6

I have multiple database files which exist in multiple locations with exactly similar structure. I understand the attach function can be used to connect multiple files to one database connection, however, this treats them as seperate databases. I want to do something like:

SELECT uid, name FROM ALL_DATABASES.Users;

Also,

SELECT uid, name FROM DB1.Users UNION SELECT uid, name FROM DB2.Users ;

is NOT a valid answer because I have an arbitrary number of database files that I need to merge. Lastly, the database files, must stay seperate. anyone know how to accomplish this?

EDIT: an answer gave me the idea: would it be possible to create a view which is a combination of all the different tables? Is it possible to query for all database files and which databases they 'mount' and then use that inside the view query to create the 'master table'?

chacham15
  • 13,719
  • 26
  • 104
  • 207
  • Why are you not willing to combine the table objects (not the DB file) logically in the client in a query? If you are willing to specify the databases files to be merged (the number of which this week might be 5 but next week 7 or 3) why can't you do the same only in a query? – Tim Feb 06 '11 at 13:01
  • The reason for this is that the other files are on remote servers which may or may not be up. I already have an abstraction that allows them to appear to be local files. Furthermore, they contains different, but not required data to the local database. Essentially, im pooling all the databases to form a distributed database (although Im hesitant about using that term since the databases are used in a completely different way than the name suggests, and I also dont want a distributed database solution since since the files are already local and it just complicates things). – chacham15 Feb 06 '11 at 14:07

2 Answers2

7

Because SQLite imposes a limit on the number of databases that can be attached at one time, there is no way to do what you want in a single query.

If the number can be guaranteed to be within SQLite's limit (which violates the definition of "arbitrary"), there's nothing that prevents you from generating a query with the right set of UNIONs at the time you need to execute it.

To support truly arbitrary numbers of tables, your only real option is to create a table in an unrelated database and repeatedly INSERT rows from each candidate:

ATTACH DATABASE '/path/to/candidate/database' AS candidate;
INSERT INTO some_table (uid, name) SELECT uid, name FROM candidate.User;
DETACH DATABASE candidate;
Blrfl
  • 6,817
  • 1
  • 25
  • 25
  • 1
    barring the limit on attached tables (what i meant by arbitrary is a number varying with time between 1 and the max num of tables attached) is there a way to make the edit possible? – chacham15 Feb 06 '11 at 14:17
  • Sure. Attach all of the databases and generate a multi-`UNION` query. There's no law that says queries have to be hard-coded into your program ahead of time. If you were going to do this with a view, you'd have to generate the `CREATE VIEW` the same way. – Blrfl Feb 06 '11 at 15:02
  • You're saying that the code would need to query the number of attached dbfiles and then adjust its queries accordingly. That can be very annoying for a user program since the UNION cant always be done in an obvious way. For example, since the two databases are seperate, primary keys increment seperately meaning that there can be two different records with the same primary key. Therefore, I was thinking that all of that complexity can be hidden behind the view and then that leaves the code with much simpler queries since it needs not worry about the multi-file abstraction. – chacham15 Feb 08 '11 at 10:56
  • If you have overlap in the primary keys, you still have to come up with a new way to uniquely identify each row in the combined version. That's a different problem. At any rate, there's no way to ask SQLite to automagically combine table `x` from every attached database. At some point you have to know what databases you've attached under what names and generate the query to combine them. Not even Oracle does that. – Blrfl Feb 08 '11 at 14:21
0

Some cleverness in the schema would take care of this.

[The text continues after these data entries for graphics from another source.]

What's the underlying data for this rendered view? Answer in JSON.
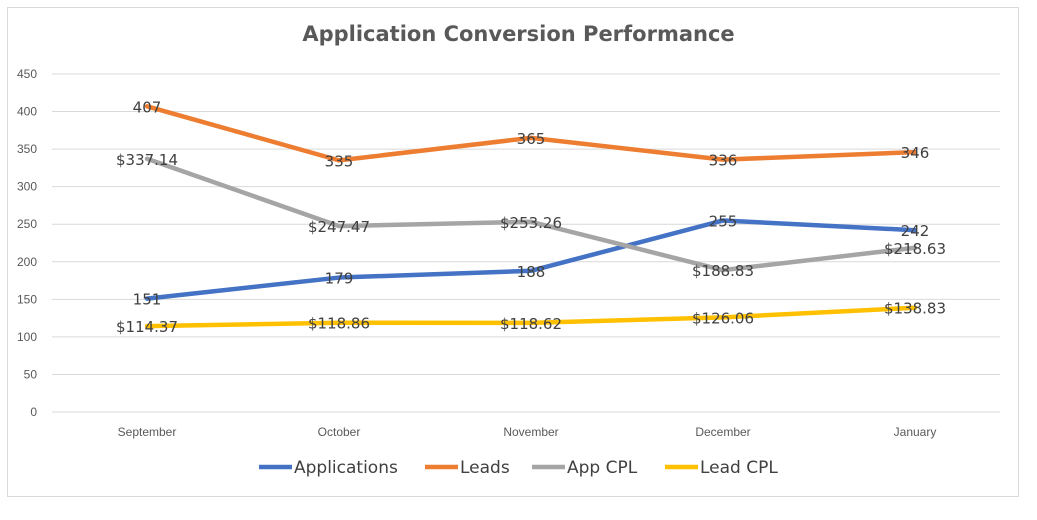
{
  "chart_data": {
    "type": "line",
    "title": "Application Conversion Performance",
    "categories": [
      "September",
      "October",
      "November",
      "December",
      "January"
    ],
    "ylim": [
      0,
      450
    ],
    "yticks": [
      0,
      50,
      100,
      150,
      200,
      250,
      300,
      350,
      400,
      450
    ],
    "grid": true,
    "legend_position": "bottom",
    "series": [
      {
        "name": "Applications",
        "color": "#4472C4",
        "values": [
          151,
          179,
          188,
          255,
          242
        ],
        "labels": [
          "151",
          "179",
          "188",
          "255",
          "242"
        ]
      },
      {
        "name": "Leads",
        "color": "#ED7D31",
        "values": [
          407,
          335,
          365,
          336,
          346
        ],
        "labels": [
          "407",
          "335",
          "365",
          "336",
          "346"
        ]
      },
      {
        "name": "App CPL",
        "color": "#A5A5A5",
        "values": [
          337.14,
          247.47,
          253.26,
          188.83,
          218.63
        ],
        "labels": [
          "$337.14",
          "$247.47",
          "$253.26",
          "$188.83",
          "$218.63"
        ]
      },
      {
        "name": "Lead CPL",
        "color": "#FFC000",
        "values": [
          114.37,
          118.86,
          118.62,
          126.06,
          138.83
        ],
        "labels": [
          "$114.37",
          "$118.86",
          "$118.62",
          "$126.06",
          "$138.83"
        ]
      }
    ]
  }
}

You will generally have 2 types of tables: reference tables, and dynamic tables. Reference tables have the same content across all databases, for example country codes, department codes, etc.

Dynamic data is data that will be unique to each DB, for example time series, sales statistics,etc.

The reference data should be maintained in a master DB, and replicated to the dynamic databases after changes.

The dynamic tables should all have a column for DB_ID, which would be part of a compound primary key, for example your time series might use db_id,measurement_id,time_stamp. You could also use a hash on DB_ID to generate primary keys, use same pk generator for all tables in DB. When merging these from different DBS , the data will be unique.

So you will have 3 types of databases:

  • Reference master -> replicated to all others

  • individual dynamic -> replicated to full dynamic

  • full dynamic -> replicated from reference master and all individual dynamic.

Then, it is up to you how you will do this replication, pseudo-realtime or brute force, truncate and rebuild the full dynamic every day or as needed.